Monday, Apr 23, 2018 | Last Update : 05:14 PM IST
Charity, selflessness, sacrifice, mercy — the act of giving is nothing short of a spiritual renewal.
You have not lived today until you have done something for someone who can never repay you
The idea that helping others makes our lives richer and deeper has been around for thousands of years. Aristotle believed that we could achieve lasting happiness and fulfillment “by loving rather than in being loved.”
Philanthropists the world over are demonstrating through their own personal actions that there is great economic, spiritual and social wisdom in exchanging their fortunes for something far more valuable — the chance to improve the quality of life for countless others.
Anonymous benevolence directed to causes that, unlike people, can give nothing in return, is the highest form of altruism. It is seen as the most noble of human impulses. No wonder most religions promote it. Charity, selflessness, sacrifice, mercy — the act of giving is nothing short of a spiritual renewal.
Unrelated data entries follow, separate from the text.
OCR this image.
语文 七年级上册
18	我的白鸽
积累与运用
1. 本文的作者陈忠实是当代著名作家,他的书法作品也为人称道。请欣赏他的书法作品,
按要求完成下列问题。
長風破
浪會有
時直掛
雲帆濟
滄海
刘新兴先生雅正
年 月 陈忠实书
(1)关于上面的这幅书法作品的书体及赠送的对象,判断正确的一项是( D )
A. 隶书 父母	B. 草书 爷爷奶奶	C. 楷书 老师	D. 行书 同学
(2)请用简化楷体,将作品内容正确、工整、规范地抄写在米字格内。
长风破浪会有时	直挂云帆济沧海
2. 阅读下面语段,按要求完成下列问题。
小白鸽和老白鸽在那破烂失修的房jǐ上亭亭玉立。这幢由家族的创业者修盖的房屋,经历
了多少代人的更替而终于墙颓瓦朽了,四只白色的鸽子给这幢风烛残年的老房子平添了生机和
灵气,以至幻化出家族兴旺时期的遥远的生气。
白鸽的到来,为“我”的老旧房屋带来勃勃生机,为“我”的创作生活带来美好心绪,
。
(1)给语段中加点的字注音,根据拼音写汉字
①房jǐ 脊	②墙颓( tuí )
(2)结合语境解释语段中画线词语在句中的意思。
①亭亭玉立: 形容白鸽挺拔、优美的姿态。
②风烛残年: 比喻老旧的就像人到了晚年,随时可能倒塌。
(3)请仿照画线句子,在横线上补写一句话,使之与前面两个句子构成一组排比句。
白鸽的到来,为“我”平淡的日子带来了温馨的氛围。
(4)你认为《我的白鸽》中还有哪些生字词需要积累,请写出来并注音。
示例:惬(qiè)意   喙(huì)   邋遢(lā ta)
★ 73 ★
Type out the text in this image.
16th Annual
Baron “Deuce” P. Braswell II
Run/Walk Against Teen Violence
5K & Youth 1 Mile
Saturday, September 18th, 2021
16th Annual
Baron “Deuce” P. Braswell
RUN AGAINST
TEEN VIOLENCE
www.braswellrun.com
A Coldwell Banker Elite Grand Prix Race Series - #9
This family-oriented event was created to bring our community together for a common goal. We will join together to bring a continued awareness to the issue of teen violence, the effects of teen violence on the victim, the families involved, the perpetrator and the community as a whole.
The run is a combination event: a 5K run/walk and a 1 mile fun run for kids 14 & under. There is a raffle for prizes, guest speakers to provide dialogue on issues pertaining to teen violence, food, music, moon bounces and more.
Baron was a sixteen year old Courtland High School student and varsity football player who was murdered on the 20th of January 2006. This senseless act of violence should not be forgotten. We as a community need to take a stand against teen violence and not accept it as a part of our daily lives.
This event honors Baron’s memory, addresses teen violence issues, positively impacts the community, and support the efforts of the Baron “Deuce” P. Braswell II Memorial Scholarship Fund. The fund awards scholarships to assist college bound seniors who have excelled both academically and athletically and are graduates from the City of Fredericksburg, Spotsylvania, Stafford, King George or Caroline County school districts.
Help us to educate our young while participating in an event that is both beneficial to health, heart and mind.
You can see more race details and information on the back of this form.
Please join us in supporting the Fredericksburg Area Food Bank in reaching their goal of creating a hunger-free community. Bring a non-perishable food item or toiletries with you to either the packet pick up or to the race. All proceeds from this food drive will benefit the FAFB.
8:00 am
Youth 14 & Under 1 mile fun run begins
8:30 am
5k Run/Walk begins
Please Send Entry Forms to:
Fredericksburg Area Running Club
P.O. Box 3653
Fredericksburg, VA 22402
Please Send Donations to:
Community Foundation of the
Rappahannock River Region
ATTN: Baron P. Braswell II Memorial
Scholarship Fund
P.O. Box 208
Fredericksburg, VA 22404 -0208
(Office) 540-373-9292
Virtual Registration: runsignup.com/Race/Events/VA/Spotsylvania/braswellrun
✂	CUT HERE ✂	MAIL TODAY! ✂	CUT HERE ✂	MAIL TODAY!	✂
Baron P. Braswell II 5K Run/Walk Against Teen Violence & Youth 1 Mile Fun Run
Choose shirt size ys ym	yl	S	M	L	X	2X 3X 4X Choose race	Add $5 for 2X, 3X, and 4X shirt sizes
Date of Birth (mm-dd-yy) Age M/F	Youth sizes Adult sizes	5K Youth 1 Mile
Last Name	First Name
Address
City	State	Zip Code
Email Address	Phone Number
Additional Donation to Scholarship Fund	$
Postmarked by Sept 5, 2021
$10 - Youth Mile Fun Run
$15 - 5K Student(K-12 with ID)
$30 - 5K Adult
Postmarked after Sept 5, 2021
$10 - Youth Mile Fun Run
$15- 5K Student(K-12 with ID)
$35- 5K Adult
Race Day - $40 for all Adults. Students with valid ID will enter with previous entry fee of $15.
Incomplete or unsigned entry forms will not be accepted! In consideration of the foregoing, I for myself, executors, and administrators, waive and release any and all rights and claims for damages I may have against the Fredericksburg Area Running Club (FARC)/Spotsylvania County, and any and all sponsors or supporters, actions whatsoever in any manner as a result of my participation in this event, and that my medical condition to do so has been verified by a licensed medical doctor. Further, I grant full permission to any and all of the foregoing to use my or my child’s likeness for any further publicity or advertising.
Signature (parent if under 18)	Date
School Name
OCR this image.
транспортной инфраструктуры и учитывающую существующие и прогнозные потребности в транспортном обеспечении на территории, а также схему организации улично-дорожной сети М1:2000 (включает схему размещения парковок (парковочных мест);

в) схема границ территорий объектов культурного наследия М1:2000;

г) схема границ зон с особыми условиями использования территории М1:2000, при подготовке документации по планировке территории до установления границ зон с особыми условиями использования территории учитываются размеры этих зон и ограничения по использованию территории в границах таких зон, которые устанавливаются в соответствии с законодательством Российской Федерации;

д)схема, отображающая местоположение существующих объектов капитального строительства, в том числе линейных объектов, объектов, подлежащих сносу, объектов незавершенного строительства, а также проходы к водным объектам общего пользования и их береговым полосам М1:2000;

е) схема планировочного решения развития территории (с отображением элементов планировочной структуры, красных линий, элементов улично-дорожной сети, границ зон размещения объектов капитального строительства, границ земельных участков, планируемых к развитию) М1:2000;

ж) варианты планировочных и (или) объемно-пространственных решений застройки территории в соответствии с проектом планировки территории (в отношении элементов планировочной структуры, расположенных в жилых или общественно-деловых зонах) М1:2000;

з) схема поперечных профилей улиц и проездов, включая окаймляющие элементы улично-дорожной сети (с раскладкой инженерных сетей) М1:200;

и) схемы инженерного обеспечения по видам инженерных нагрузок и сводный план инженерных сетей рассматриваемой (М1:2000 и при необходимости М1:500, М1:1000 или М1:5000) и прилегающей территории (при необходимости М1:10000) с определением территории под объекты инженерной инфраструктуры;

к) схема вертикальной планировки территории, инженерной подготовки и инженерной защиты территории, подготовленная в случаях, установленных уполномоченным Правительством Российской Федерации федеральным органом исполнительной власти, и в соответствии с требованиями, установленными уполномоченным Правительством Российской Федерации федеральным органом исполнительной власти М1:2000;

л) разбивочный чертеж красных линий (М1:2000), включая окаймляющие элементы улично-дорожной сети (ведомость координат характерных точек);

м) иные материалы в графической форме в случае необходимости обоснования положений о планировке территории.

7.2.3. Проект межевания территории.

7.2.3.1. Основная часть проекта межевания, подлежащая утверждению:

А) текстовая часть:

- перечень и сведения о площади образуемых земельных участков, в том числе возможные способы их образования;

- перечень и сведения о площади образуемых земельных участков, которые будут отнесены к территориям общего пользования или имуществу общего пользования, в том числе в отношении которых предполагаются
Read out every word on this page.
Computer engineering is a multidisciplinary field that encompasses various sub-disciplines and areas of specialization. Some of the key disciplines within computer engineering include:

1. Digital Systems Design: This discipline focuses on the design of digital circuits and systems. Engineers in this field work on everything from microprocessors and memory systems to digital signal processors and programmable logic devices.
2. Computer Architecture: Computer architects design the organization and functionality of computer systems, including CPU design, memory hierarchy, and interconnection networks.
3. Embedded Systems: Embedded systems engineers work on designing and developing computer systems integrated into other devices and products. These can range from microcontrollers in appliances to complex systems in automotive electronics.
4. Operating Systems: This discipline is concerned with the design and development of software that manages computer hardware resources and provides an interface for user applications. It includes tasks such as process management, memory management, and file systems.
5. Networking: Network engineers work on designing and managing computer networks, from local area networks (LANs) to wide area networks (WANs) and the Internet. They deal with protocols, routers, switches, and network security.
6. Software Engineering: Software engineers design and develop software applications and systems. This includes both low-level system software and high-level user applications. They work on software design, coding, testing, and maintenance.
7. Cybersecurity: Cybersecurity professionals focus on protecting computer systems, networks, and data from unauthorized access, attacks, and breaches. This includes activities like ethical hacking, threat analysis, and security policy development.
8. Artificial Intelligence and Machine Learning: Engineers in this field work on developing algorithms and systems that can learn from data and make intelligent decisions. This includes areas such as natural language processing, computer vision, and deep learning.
Having pots of money doesn’t necessarily make you happy. But giving it — even if you’re not rich — is likely to make you feel happier. More and more people are developing this vision — it generates the most powerful benevolent human impulses. They are realising that their life belongs to the whole community and giving takes them out of themselves and allows them to expand beyond earthly bounds. Working for others gives us inner strength. Making them feel more valued elevates both us and them morally and spiritually.
As Winston Churchill emphasized, “We make a living by what we get. We make a life by what we give.”
Lao Tzu summed it more pithily: “The wise man does not lay up his own treasures. The more he gives to others, the more he has for his own.”
The real magic of giving goes even deeper than that momentary sublimation. As Simone de Beauvoir emphasizes: “That’s what I consider true generosity: You give your all and yet you always feel as if it costs you nothing.”
More important is that giving should not be with an eye on the returns. It not only nullifies our act but also burdens the receiver. Kahlil Gibran emphasizes that we should give with our full emotional being. . He writes in The Prophet: “You give but little when you give of your possessions. It is when you give of yourself that you truly give.” Remember, half a seed cannot germinate. After planting your seeds, you should expect absolutely nothing in return. It is nobler to follow the Biblical injunction. “Let not thy right hand know what thy left hand doeth”.
We are all governed by layers of disparate emotions and motivations. Love is not always as pure as people like to think. It is complicated by neediness and insecurity and constantly threatens our life with grief.
But acts of giving produce positive vibes which wash off the stains of toxic emotions.
The great American President Franklin D. Roosevelt gave us a wonderful mantra way back in 1937. It is more relevant today than ever before:
“The test of our progress is not whether we add more to the abundance of those who have too much; it is whether we provide enough for those who have too little.’’ Kahlil Gibran suggests something still better: “Give while the season of giving is here so that your coffer is not empty when you die.”